Gerçek bir dostluk hikayesi ile tanışmaya hazır olun!

Kitaptaki olay örgüsü ana karakterler George Milton ile Lennie Small etrafında şekilleniyor. Hayallerini gerçekleştirmek için para biriktirmeye çalışan bu iki arkadaş, aynı zamanda gerçek bir dostluk hikayesini de gözler önüne seriyor. Hüzünlü ve trajik sonu, okuyucuda biraz hayal kırıklığı yaşatsa da geriye, yalnız kalmamak için insanların verdiği tavizleri, dostluğu ve insanların hayallerine ulaşma çabalarını yeni baştan sorgulatacak güzel bir hikaye bırakıyor.

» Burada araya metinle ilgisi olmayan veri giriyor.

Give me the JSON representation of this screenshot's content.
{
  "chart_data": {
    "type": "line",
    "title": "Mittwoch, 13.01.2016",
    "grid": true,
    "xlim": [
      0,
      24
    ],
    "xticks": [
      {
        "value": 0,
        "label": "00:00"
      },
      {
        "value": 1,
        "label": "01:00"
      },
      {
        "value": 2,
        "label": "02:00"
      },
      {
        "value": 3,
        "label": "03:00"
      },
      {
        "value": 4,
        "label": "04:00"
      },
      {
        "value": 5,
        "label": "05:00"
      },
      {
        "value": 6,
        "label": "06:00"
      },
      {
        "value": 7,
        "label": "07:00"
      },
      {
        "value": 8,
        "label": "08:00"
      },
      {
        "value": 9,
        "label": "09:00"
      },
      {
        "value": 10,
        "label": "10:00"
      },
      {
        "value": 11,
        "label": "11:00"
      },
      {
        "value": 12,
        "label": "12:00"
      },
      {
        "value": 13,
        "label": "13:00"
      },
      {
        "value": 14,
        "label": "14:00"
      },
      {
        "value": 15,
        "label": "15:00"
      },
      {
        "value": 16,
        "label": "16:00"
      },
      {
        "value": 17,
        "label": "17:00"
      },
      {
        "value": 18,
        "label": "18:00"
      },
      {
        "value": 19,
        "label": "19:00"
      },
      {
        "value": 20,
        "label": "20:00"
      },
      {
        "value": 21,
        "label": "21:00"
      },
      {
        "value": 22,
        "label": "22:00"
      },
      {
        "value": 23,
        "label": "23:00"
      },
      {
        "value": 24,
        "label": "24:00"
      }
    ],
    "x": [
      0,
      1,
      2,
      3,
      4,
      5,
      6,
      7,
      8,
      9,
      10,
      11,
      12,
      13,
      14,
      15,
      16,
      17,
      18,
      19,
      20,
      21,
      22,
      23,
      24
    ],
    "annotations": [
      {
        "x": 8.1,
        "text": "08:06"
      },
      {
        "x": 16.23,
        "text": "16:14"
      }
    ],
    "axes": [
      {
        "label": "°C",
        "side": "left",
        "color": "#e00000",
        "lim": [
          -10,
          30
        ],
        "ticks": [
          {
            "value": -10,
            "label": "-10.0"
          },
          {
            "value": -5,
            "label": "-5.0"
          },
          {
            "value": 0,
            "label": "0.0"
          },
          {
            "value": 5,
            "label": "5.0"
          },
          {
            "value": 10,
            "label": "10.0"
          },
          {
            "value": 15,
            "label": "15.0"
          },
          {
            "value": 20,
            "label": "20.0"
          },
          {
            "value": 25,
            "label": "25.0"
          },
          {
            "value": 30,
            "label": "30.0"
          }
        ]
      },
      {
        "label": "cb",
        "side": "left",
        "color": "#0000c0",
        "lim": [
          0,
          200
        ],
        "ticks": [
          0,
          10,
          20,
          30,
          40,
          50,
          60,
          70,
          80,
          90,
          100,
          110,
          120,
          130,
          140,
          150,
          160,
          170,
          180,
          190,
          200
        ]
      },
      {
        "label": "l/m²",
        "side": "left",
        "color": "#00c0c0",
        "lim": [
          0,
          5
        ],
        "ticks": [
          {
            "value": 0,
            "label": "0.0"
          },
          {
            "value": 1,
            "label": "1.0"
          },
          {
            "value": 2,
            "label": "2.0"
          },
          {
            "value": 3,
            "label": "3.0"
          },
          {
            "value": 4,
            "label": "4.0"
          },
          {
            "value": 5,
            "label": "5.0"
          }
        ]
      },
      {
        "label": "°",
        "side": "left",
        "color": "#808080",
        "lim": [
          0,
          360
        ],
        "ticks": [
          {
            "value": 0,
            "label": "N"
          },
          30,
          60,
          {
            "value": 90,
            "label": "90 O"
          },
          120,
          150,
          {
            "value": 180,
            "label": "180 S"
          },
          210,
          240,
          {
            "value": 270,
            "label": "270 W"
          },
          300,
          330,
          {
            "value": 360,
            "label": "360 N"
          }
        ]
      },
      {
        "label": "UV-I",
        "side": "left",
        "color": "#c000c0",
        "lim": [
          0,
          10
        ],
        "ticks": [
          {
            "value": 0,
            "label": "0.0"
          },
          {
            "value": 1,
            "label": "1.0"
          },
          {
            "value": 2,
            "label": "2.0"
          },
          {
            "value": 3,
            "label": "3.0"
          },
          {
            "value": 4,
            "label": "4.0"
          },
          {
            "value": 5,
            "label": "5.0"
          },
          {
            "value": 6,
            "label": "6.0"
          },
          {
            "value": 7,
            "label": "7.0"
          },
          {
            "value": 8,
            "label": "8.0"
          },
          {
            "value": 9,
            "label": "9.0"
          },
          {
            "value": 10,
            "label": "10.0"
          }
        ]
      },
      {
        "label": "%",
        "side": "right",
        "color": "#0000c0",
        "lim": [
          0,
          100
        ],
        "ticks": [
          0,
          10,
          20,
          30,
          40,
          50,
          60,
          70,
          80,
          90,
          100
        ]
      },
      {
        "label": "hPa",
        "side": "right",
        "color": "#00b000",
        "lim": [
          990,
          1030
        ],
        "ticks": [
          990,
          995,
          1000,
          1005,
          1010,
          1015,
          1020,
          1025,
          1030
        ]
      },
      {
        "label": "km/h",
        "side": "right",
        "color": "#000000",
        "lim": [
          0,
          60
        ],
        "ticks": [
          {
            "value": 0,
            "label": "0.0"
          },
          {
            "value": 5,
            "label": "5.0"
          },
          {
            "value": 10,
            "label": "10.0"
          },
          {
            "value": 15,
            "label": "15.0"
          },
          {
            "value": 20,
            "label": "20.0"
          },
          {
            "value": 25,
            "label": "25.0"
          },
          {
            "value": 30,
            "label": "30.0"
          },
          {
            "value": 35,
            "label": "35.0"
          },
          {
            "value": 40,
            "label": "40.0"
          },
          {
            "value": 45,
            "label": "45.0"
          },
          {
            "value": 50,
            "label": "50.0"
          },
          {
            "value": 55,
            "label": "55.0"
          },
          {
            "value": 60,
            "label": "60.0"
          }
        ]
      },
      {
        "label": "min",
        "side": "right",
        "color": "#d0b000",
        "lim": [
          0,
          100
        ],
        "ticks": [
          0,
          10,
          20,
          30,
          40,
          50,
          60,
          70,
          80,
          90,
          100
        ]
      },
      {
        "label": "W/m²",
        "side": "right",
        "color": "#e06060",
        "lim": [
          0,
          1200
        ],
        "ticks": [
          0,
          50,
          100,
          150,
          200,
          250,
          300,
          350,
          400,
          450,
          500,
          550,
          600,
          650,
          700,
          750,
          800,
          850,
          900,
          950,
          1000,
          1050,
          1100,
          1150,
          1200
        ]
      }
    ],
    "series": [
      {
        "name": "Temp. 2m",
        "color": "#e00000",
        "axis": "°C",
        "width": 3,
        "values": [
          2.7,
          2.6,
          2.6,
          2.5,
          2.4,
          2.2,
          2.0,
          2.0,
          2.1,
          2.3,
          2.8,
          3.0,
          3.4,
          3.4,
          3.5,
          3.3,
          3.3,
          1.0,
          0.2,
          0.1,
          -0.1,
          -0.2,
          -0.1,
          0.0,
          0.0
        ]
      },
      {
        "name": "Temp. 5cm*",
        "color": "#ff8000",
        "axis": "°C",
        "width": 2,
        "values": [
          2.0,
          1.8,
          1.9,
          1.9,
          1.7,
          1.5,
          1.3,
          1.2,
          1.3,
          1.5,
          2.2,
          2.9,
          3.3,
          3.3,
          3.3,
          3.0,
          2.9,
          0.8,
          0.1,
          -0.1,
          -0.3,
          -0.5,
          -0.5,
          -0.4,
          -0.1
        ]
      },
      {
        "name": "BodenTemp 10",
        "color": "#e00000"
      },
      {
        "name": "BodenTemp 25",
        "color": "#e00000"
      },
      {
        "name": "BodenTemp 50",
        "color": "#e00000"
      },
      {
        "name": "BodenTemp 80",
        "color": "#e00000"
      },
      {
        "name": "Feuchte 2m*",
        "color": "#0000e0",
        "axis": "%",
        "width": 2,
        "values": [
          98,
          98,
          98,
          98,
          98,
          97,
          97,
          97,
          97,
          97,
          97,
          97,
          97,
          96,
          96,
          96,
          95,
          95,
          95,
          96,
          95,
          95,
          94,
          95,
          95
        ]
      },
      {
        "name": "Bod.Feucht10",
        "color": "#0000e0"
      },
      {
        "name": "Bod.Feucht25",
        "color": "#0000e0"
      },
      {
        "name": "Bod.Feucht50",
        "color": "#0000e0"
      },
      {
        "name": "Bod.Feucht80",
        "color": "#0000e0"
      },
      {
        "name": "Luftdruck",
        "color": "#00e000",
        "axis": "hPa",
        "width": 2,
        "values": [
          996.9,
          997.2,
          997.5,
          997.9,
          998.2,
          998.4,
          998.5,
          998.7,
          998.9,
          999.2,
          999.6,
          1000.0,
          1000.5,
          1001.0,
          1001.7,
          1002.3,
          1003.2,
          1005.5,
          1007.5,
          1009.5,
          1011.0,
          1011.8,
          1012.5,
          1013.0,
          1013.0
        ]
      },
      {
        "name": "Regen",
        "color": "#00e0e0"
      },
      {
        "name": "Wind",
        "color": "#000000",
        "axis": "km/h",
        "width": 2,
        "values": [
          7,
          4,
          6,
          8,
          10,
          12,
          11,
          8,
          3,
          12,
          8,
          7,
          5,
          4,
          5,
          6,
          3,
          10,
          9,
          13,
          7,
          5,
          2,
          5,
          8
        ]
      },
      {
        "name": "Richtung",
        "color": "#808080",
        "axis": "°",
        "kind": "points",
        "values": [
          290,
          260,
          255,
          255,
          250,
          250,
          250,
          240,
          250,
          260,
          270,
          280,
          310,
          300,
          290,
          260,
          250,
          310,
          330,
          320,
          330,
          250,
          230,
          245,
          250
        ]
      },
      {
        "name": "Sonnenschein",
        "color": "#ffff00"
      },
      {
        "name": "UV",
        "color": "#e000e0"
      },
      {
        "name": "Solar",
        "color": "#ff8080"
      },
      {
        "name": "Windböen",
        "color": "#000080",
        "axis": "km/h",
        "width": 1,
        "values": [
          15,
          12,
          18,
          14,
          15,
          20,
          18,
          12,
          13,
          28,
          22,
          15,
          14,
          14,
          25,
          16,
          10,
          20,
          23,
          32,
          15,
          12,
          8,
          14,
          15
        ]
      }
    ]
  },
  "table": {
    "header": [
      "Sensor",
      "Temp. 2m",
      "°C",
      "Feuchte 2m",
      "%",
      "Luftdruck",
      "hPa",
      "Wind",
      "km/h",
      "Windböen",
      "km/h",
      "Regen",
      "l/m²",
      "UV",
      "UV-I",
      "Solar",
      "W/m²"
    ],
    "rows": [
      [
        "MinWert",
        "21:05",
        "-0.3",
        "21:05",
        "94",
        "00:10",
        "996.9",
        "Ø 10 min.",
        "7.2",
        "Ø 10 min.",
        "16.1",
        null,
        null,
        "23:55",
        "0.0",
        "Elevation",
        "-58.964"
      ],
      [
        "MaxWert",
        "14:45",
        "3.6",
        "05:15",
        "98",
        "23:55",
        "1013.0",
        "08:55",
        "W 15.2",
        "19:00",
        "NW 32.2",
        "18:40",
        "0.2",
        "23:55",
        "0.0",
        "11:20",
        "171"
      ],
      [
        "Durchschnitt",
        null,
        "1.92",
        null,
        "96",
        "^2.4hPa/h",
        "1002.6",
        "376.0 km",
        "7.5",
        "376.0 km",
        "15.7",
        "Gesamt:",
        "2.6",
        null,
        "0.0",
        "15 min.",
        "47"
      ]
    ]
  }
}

“Ufak tefek, fakat zeki ve kurnaz” olarak betimlenen George ile zeka olarak biraz daha saf, fakat fiziksel bakımdan daha güçlü olan Lennie’nin arkadaşlığı ve hayallerine ulaşma çabasındaki umudu, içinizi ısıtacak. Hayallerine tam yaklaşmışken hiç beklenmedik olayların yaşanması ve sonunda George’un seçimi, sizin de isteklerinize ulaşırken yapacağınız seçimlere adeta bir ayna tutacak.

Zülfü Livaneli / Serenad

Her şey, 2001 yılının Şubat ayında soğuk bir gün, İstanbul Üniversitesi’nde halkla ilişkiler görevini yürüten Maya Duran’ın (36) ABD’den gelen Alman asıllı Profesör Maximilian Wagner’i (87) karşılamasıyla başlar.Maya Duran’ın hayatını okadar doğal anlatır ki işe gidip gelen yalnız çocuğuyla yaşayan bir kadını kendi hayatınızdaki tanıdık parçalara birleştirirsiniz.Kafkasların çay nasıl demlediği gibi bilgileri hiç çaktırmadan verir aklınıza yazarsınız .

1930’lu yıllarda İstanbul Üniversitesi’nde hocalık yapmış olan profesörün isteği üzerine, Maya bir gün onu Şile’ye götürür. Böylece, katları yavaş yavaş açılan dokunaklı bir aşk hikâyesine karışmakla kalmaz, dünya tarihine ve kendi ailesine ilişkin birtakım sırları da öğrenir.

Serenad, 60 yıldır süren bir aşkı ele alırken, ister herkesin bildiği Yahudi Soykırımı olsun isterse çok az kimsenin bildiği Mavi Alay, bütün siyasi sorunlarda asıl harcananın, gürültüye gidenin hep insan olduğu gerçeğini de göz önüne seriyor.

Okurunu sımsıkı kavrayan Serenad'da Zülfü Livaneli’nin romancılığının en temel niteliklerinden biri yine başrolde: İç içe geçmiş, kaynaşmış kişisel ve toplumsal tarihlerin kusursuz Dengesi.
Zülfü Livaneli eserlerinde aşk he vardır ama dünyanın dönmeye devam ettiğini aşkın içinde, yanında, sağında solunda bir çok kavramın olduğunu ve bunlarında aşkı beslediğini farkedersiniz. Aşk, heyecan, bilgelik, düşünce ,hayal dolu mükemmel sürükleyicilikte bir yapıt.